Tüm çocuklar harika doğar, zamanla normale döner...



Yukarıda görmüş oldugunuz filmi sizlere önermek istiyorum. Bir çocugun gelişiminde ve kendini gerçekleştirmesinde ne kadar büyük bir etkiye sahip oldugumuzu, tüm gerçekliği naiflikle adeta suratımıza çarpan bir film. Özellikle tüm eğitimci arkadaşlarıma ve tanıdıgım herkese  bir kez izlemeleri gerektiğini söylerim izledigim andan beri...Umuyorum ki izlerseniz sizi de ilhamlandıracaktır. 

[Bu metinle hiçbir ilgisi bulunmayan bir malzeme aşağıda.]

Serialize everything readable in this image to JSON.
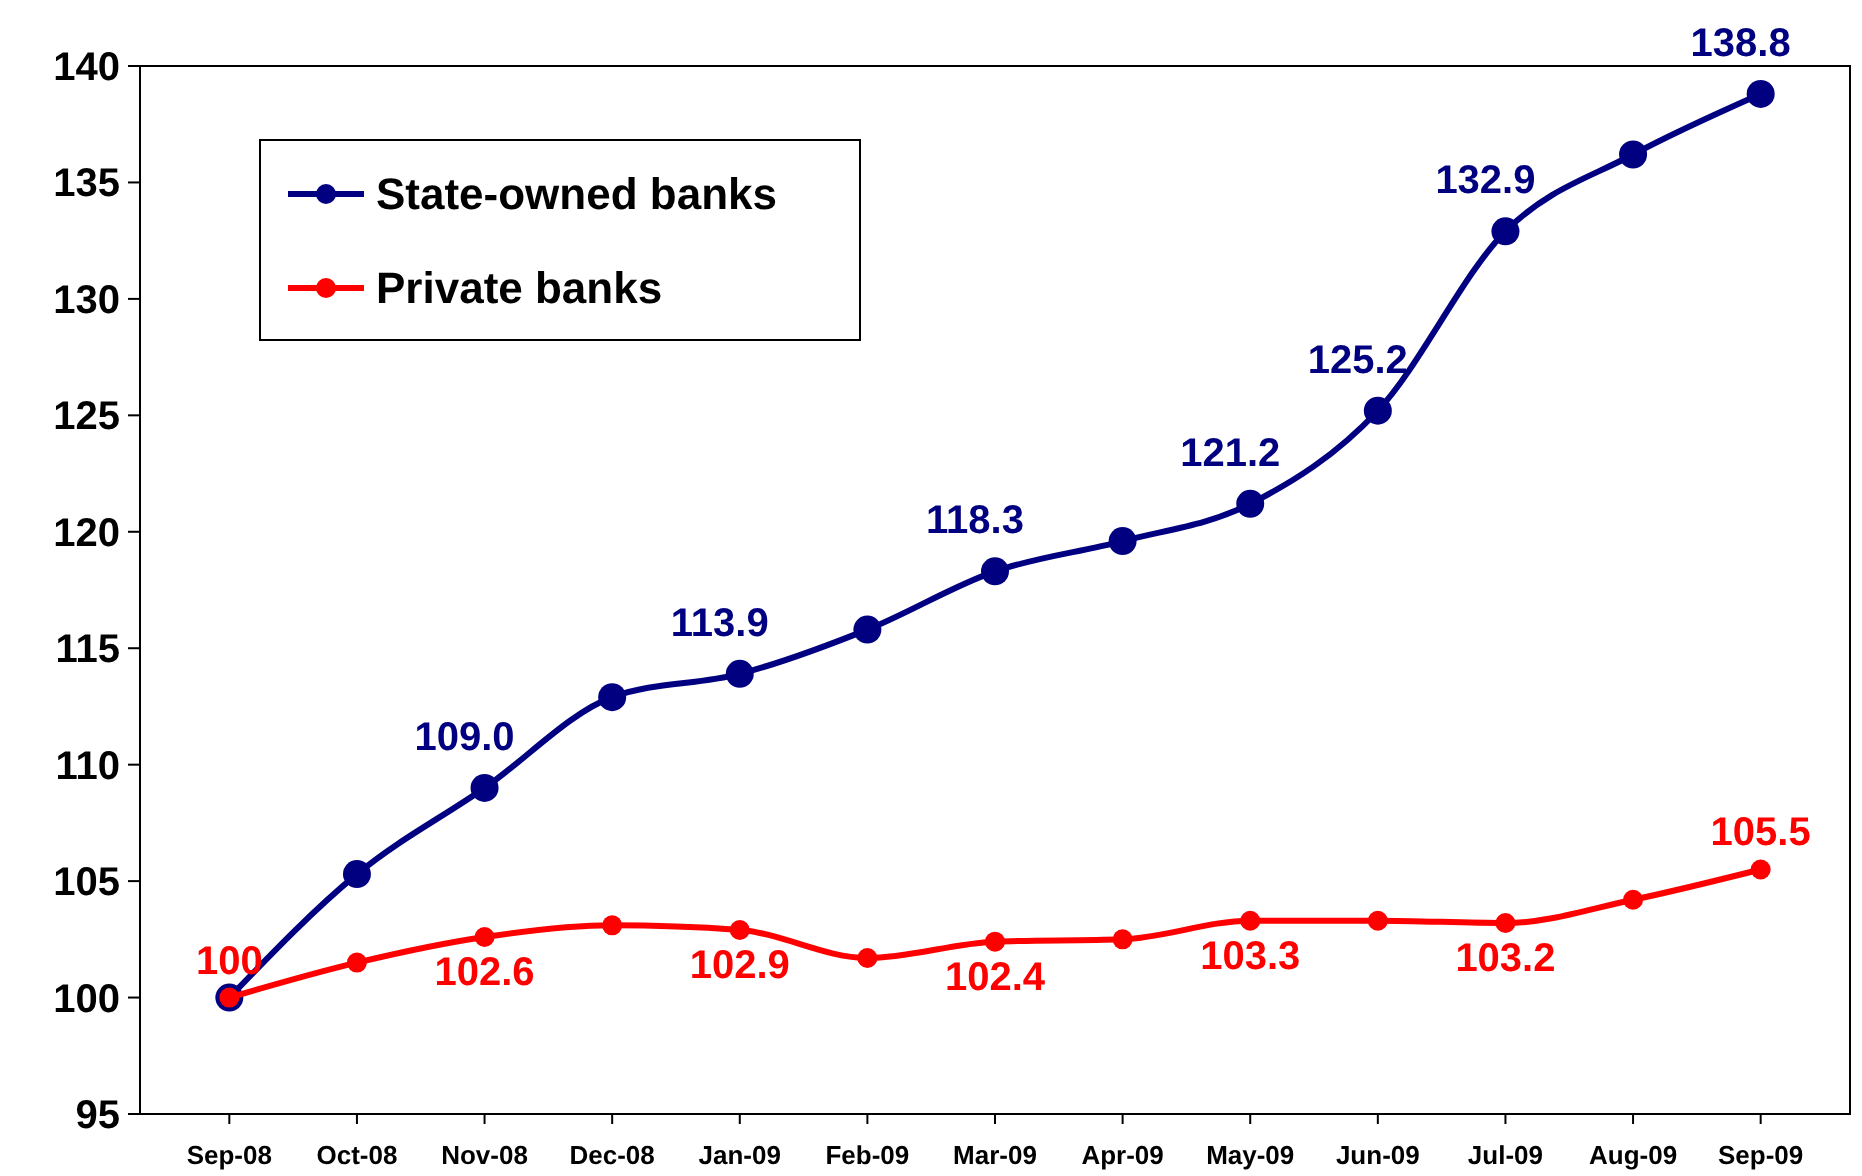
{
  "chart_data": {
    "type": "line",
    "categories": [
      "Sep-08",
      "Oct-08",
      "Nov-08",
      "Dec-08",
      "Jan-09",
      "Feb-09",
      "Mar-09",
      "Apr-09",
      "May-09",
      "Jun-09",
      "Jul-09",
      "Aug-09",
      "Sep-09"
    ],
    "series": [
      {
        "name": "State-owned banks",
        "color": "#000080",
        "values": [
          100,
          105.3,
          109.0,
          112.9,
          113.9,
          115.8,
          118.3,
          119.6,
          121.2,
          125.2,
          132.9,
          136.2,
          138.8
        ],
        "value_labels": [
          null,
          null,
          "109.0",
          null,
          "113.9",
          null,
          "118.3",
          null,
          "121.2",
          "125.2",
          "132.9",
          null,
          "138.8"
        ]
      },
      {
        "name": "Private banks",
        "color": "#ff0000",
        "values": [
          100,
          101.5,
          102.6,
          103.1,
          102.9,
          101.7,
          102.4,
          102.5,
          103.3,
          103.3,
          103.2,
          104.2,
          105.5
        ],
        "value_labels": [
          "100",
          null,
          "102.6",
          null,
          "102.9",
          null,
          "102.4",
          null,
          "103.3",
          null,
          "103.2",
          null,
          "105.5"
        ]
      }
    ],
    "ylim": [
      95,
      140
    ],
    "yticks": [
      95,
      100,
      105,
      110,
      115,
      120,
      125,
      130,
      135,
      140
    ],
    "grid": false,
    "legend": "top left",
    "marker": "circle",
    "line_style": "solid"
  }
}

Ayrıca bir yıl önce yazmış olduğum bir yazımı sizlerle paylaşmak istiyorum. Ve sürç-i lisan ettiysem şimdiden affola diyorum.
Saygılarımla


Düzen  bizleri yaptığı gibi ,onları da tek düze yapar. Düzen kim? Zamanında "düze"nlenenler.  Çevre, okul ama ilk başta aile... 

Bir anne çay partilerinde çocuklarından bahsediyor diyelim. Ağabey-kardeşten birine "çalışkan" der ise farkında olmadan "diğeri onun kadar çalışmıyor" demiş olacaktır. Diğeri çalışkan olmak için motive olmak yerine kendini gerçekleştirmek ister. Eğer ona verilen kimlik çalışkan olmamaksa çalışkan olmamayı çok iyi becerir. Özelde kalmak ister, bunu genel kabul görmüş kurallara tercih eder.

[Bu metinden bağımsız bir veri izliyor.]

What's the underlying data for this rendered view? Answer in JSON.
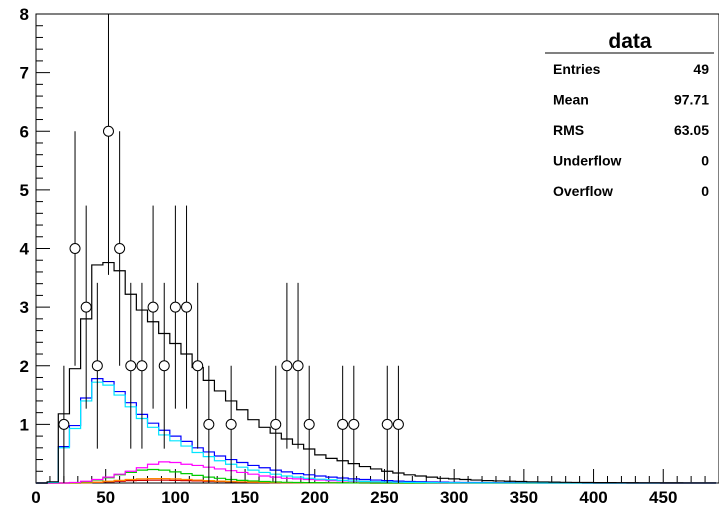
{
  "chart_data": {
    "type": "histogram",
    "title": "",
    "xlabel": "",
    "ylabel": "",
    "xlim": [
      0,
      490
    ],
    "ylim": [
      0,
      8
    ],
    "x_ticks": [
      0,
      50,
      100,
      150,
      200,
      250,
      300,
      350,
      400,
      450
    ],
    "y_ticks": [
      1,
      2,
      3,
      4,
      5,
      6,
      7,
      8
    ],
    "bin_width": 8,
    "data_points": {
      "marker": "open-circle",
      "x": [
        20,
        28,
        36,
        44,
        52,
        60,
        68,
        76,
        84,
        92,
        100,
        108,
        116,
        124,
        140,
        172,
        180,
        188,
        196,
        220,
        228,
        252,
        260
      ],
      "y": [
        1,
        4,
        3,
        2,
        6,
        4,
        2,
        2,
        3,
        2,
        3,
        3,
        2,
        1,
        1,
        1,
        2,
        2,
        1,
        1,
        1,
        1,
        1
      ]
    },
    "series": [
      {
        "color": "#000000",
        "bin_edges": [
          0,
          8,
          16,
          24,
          32,
          40,
          48,
          56,
          64,
          72,
          80,
          88,
          96,
          104,
          112,
          120,
          128,
          136,
          144,
          152,
          160,
          168,
          176,
          184,
          192,
          200,
          208,
          216,
          224,
          232,
          240,
          248,
          256,
          264,
          272,
          280,
          288,
          296,
          304,
          312,
          320,
          328,
          336,
          344,
          352,
          360,
          368,
          376,
          384,
          392,
          400,
          408,
          416,
          424,
          432,
          440,
          448,
          456,
          464,
          472,
          480,
          488
        ],
        "values": [
          0,
          0.02,
          1.18,
          1.95,
          2.8,
          3.72,
          3.76,
          3.62,
          3.22,
          2.95,
          2.75,
          2.55,
          2.38,
          2.2,
          1.97,
          1.75,
          1.57,
          1.4,
          1.25,
          1.08,
          0.95,
          0.85,
          0.75,
          0.66,
          0.58,
          0.48,
          0.42,
          0.38,
          0.33,
          0.28,
          0.24,
          0.2,
          0.17,
          0.14,
          0.12,
          0.1,
          0.08,
          0.07,
          0.06,
          0.05,
          0.04,
          0.035,
          0.03,
          0.025,
          0.02,
          0.018,
          0.015,
          0.012,
          0.01,
          0.008,
          0.007,
          0.006,
          0.005,
          0.004,
          0.003,
          0.003,
          0.002,
          0.002,
          0.001,
          0.001,
          0.001
        ]
      },
      {
        "color": "#00e5ff",
        "bin_edges": [
          0,
          8,
          16,
          24,
          32,
          40,
          48,
          56,
          64,
          72,
          80,
          88,
          96,
          104,
          112,
          120,
          128,
          136,
          144,
          152,
          160,
          168,
          176,
          184,
          192,
          200,
          208,
          216,
          224,
          232,
          240,
          248,
          256,
          264,
          272,
          280,
          288,
          296,
          304,
          312,
          320,
          328,
          336,
          344,
          352,
          360,
          368,
          376,
          384,
          392,
          400,
          408,
          416,
          424,
          432,
          440,
          448,
          456,
          464,
          472,
          480,
          488
        ],
        "values": [
          0,
          0.01,
          0.6,
          0.93,
          1.4,
          1.72,
          1.67,
          1.5,
          1.3,
          1.1,
          0.95,
          0.82,
          0.72,
          0.63,
          0.52,
          0.45,
          0.38,
          0.32,
          0.27,
          0.22,
          0.18,
          0.15,
          0.12,
          0.1,
          0.08,
          0.065,
          0.055,
          0.045,
          0.035,
          0.028,
          0.022,
          0.018,
          0.014,
          0.011,
          0.009,
          0.007,
          0.005,
          0.004,
          0.003,
          0.002,
          0.002,
          0.001,
          0.001,
          0.001,
          0.001,
          0,
          0,
          0,
          0,
          0,
          0,
          0,
          0,
          0,
          0,
          0,
          0,
          0,
          0,
          0,
          0
        ]
      },
      {
        "color": "#0000ff",
        "bin_edges": [
          0,
          8,
          16,
          24,
          32,
          40,
          48,
          56,
          64,
          72,
          80,
          88,
          96,
          104,
          112,
          120,
          128,
          136,
          144,
          152,
          160,
          168,
          176,
          184,
          192,
          200,
          208,
          216,
          224,
          232,
          240,
          248,
          256,
          264,
          272,
          280,
          288,
          296,
          304,
          312,
          320,
          328,
          336,
          344,
          352,
          360,
          368,
          376,
          384,
          392,
          400,
          408,
          416,
          424,
          432,
          440,
          448,
          456,
          464,
          472,
          480,
          488
        ],
        "values": [
          0,
          0.01,
          0.62,
          0.98,
          1.45,
          1.78,
          1.73,
          1.56,
          1.37,
          1.17,
          1.02,
          0.9,
          0.8,
          0.71,
          0.6,
          0.53,
          0.46,
          0.4,
          0.35,
          0.3,
          0.26,
          0.22,
          0.19,
          0.16,
          0.14,
          0.12,
          0.1,
          0.085,
          0.07,
          0.06,
          0.05,
          0.04,
          0.033,
          0.027,
          0.022,
          0.018,
          0.015,
          0.012,
          0.01,
          0.008,
          0.006,
          0.005,
          0.004,
          0.003,
          0.002,
          0.002,
          0.001,
          0.001,
          0.001,
          0,
          0,
          0,
          0,
          0,
          0,
          0,
          0,
          0,
          0,
          0,
          0
        ]
      },
      {
        "color": "#ff00ff",
        "bin_edges": [
          0,
          8,
          16,
          24,
          32,
          40,
          48,
          56,
          64,
          72,
          80,
          88,
          96,
          104,
          112,
          120,
          128,
          136,
          144,
          152,
          160,
          168,
          176,
          184,
          192,
          200,
          208,
          216,
          224,
          232,
          240,
          248,
          256,
          264,
          272,
          280,
          288,
          296,
          304,
          312,
          320,
          328,
          336,
          344,
          352,
          360,
          368,
          376,
          384,
          392,
          400,
          408,
          416,
          424,
          432,
          440,
          448,
          456,
          464,
          472,
          480,
          488
        ],
        "values": [
          0,
          0,
          0,
          0.01,
          0.03,
          0.06,
          0.1,
          0.15,
          0.2,
          0.26,
          0.32,
          0.36,
          0.35,
          0.32,
          0.3,
          0.27,
          0.24,
          0.21,
          0.18,
          0.15,
          0.12,
          0.1,
          0.08,
          0.07,
          0.06,
          0.05,
          0.04,
          0.035,
          0.03,
          0.025,
          0.02,
          0.017,
          0.014,
          0.012,
          0.01,
          0.008,
          0.006,
          0.005,
          0.004,
          0.003,
          0.002,
          0.002,
          0.001,
          0.001,
          0.001,
          0,
          0,
          0,
          0,
          0,
          0,
          0,
          0,
          0,
          0,
          0,
          0,
          0,
          0,
          0,
          0
        ]
      },
      {
        "color": "#00cc00",
        "bin_edges": [
          0,
          8,
          16,
          24,
          32,
          40,
          48,
          56,
          64,
          72,
          80,
          88,
          96,
          104,
          112,
          120,
          128,
          136,
          144,
          152,
          160,
          168,
          176,
          184,
          192,
          200,
          208,
          216,
          224,
          232,
          240,
          248,
          256,
          264,
          272,
          280,
          288,
          296,
          304,
          312,
          320,
          328,
          336,
          344,
          352,
          360,
          368,
          376,
          384,
          392,
          400,
          408,
          416,
          424,
          432,
          440,
          448,
          456,
          464,
          472,
          480,
          488
        ],
        "values": [
          0,
          0,
          0,
          0.005,
          0.02,
          0.05,
          0.09,
          0.14,
          0.18,
          0.22,
          0.23,
          0.22,
          0.19,
          0.16,
          0.13,
          0.1,
          0.08,
          0.06,
          0.045,
          0.035,
          0.025,
          0.018,
          0.012,
          0.008,
          0.006,
          0.004,
          0.003,
          0.002,
          0.001,
          0.001,
          0,
          0,
          0,
          0,
          0,
          0,
          0,
          0,
          0,
          0,
          0,
          0,
          0,
          0,
          0,
          0,
          0,
          0,
          0,
          0,
          0,
          0,
          0,
          0,
          0,
          0,
          0,
          0,
          0,
          0,
          0
        ]
      },
      {
        "color": "#ff8800",
        "bin_edges": [
          0,
          8,
          16,
          24,
          32,
          40,
          48,
          56,
          64,
          72,
          80,
          88,
          96,
          104,
          112,
          120,
          128,
          136,
          144,
          152,
          160,
          168,
          176,
          184,
          192,
          200,
          208,
          216,
          224,
          232,
          240,
          248,
          256,
          264,
          272,
          280,
          288,
          296,
          304,
          312,
          320,
          328,
          336,
          344,
          352,
          360,
          368,
          376,
          384,
          392,
          400,
          408,
          416,
          424,
          432,
          440,
          448,
          456,
          464,
          472,
          480,
          488
        ],
        "values": [
          0,
          0,
          0,
          0,
          0.005,
          0.015,
          0.03,
          0.045,
          0.06,
          0.07,
          0.075,
          0.075,
          0.07,
          0.06,
          0.05,
          0.04,
          0.032,
          0.025,
          0.02,
          0.015,
          0.012,
          0.009,
          0.007,
          0.005,
          0.004,
          0.003,
          0.002,
          0.002,
          0.001,
          0.001,
          0,
          0,
          0,
          0,
          0,
          0,
          0,
          0,
          0,
          0,
          0,
          0,
          0,
          0,
          0,
          0,
          0,
          0,
          0,
          0,
          0,
          0,
          0,
          0,
          0,
          0,
          0,
          0,
          0,
          0,
          0
        ]
      },
      {
        "color": "#cc0000",
        "bin_edges": [
          0,
          8,
          16,
          24,
          32,
          40,
          48,
          56,
          64,
          72,
          80,
          88,
          96,
          104,
          112,
          120,
          128,
          136,
          144,
          152,
          160,
          168,
          176,
          184,
          192,
          200,
          208,
          216,
          224,
          232,
          240,
          248,
          256,
          264,
          272,
          280,
          288,
          296,
          304,
          312,
          320,
          328,
          336,
          344,
          352,
          360,
          368,
          376,
          384,
          392,
          400,
          408,
          416,
          424,
          432,
          440,
          448,
          456,
          464,
          472,
          480,
          488
        ],
        "values": [
          0,
          0,
          0,
          0,
          0.003,
          0.01,
          0.02,
          0.03,
          0.04,
          0.045,
          0.048,
          0.048,
          0.045,
          0.04,
          0.035,
          0.03,
          0.025,
          0.02,
          0.016,
          0.012,
          0.009,
          0.007,
          0.005,
          0.004,
          0.003,
          0.002,
          0.002,
          0.001,
          0.001,
          0,
          0,
          0,
          0,
          0,
          0,
          0,
          0,
          0,
          0,
          0,
          0,
          0,
          0,
          0,
          0,
          0,
          0,
          0,
          0,
          0,
          0,
          0,
          0,
          0,
          0,
          0,
          0,
          0,
          0,
          0,
          0
        ]
      }
    ],
    "stats_box": {
      "title": "data",
      "rows": [
        {
          "label": "Entries",
          "value": "49"
        },
        {
          "label": "Mean",
          "value": "97.71"
        },
        {
          "label": "RMS",
          "value": "63.05"
        },
        {
          "label": "Underflow",
          "value": "0"
        },
        {
          "label": "Overflow",
          "value": "0"
        }
      ]
    }
  }
}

Çocuk hem hayatla tanışmaya çalışıp hem de ne olmak istediğini bilemez, onu hayatta mutlu edecek şeyin ne olduğuna o yaşta karar veremez. Biz eğitim alanında körpe beyinlerini zorlarsak ilham veremeden dayatmayla aşılamaya çalışırsak yani "köşeleri kapatırsak", çocuk boş kalan yer neresiyse orada "kendini arar". Aman aman bitsin de şu dersi geçiyim yeter ki diye yapılan bir resim için de sabahlarız, sabahlamamız için hiç bir sebep yokken haz duyduğumuz şey için de sabahlayabiliriz. İkincisi kesinlikle daha makbul.

Kimsenin başarı hikayesinde şu yoktur... "Çevrem çok güzeldi, bana çok güzel imkanlar sundular benimde bunları gerçekleştirmekten başka çarem kalmadı". Yani "babam bana oku dedi de ondan okudum, adam oldum" demektense "kendi" özel kıvılcımıyla "şunları şunları bu şartlarda ben zorlayarak yaptım" demek daha özgüven tazeleyici bir hikayedir. Az önceki cümlede "ben" kelimesi verdiği hazzın, egonun iyi tarafı olduğunu ve başarının zorunluluk değil seçim olduğu zamanki ilhamının daha fazla olduğu aşikar. Çocuk haz duyduğu şeyde başrol olmalı, onun tercihi olmalı, o istemeli... İstesin ki önündeki engeller, mazeretten çok onu hedefe odaklanmasını kolaylaştıran yardımcı unsurlar olsun.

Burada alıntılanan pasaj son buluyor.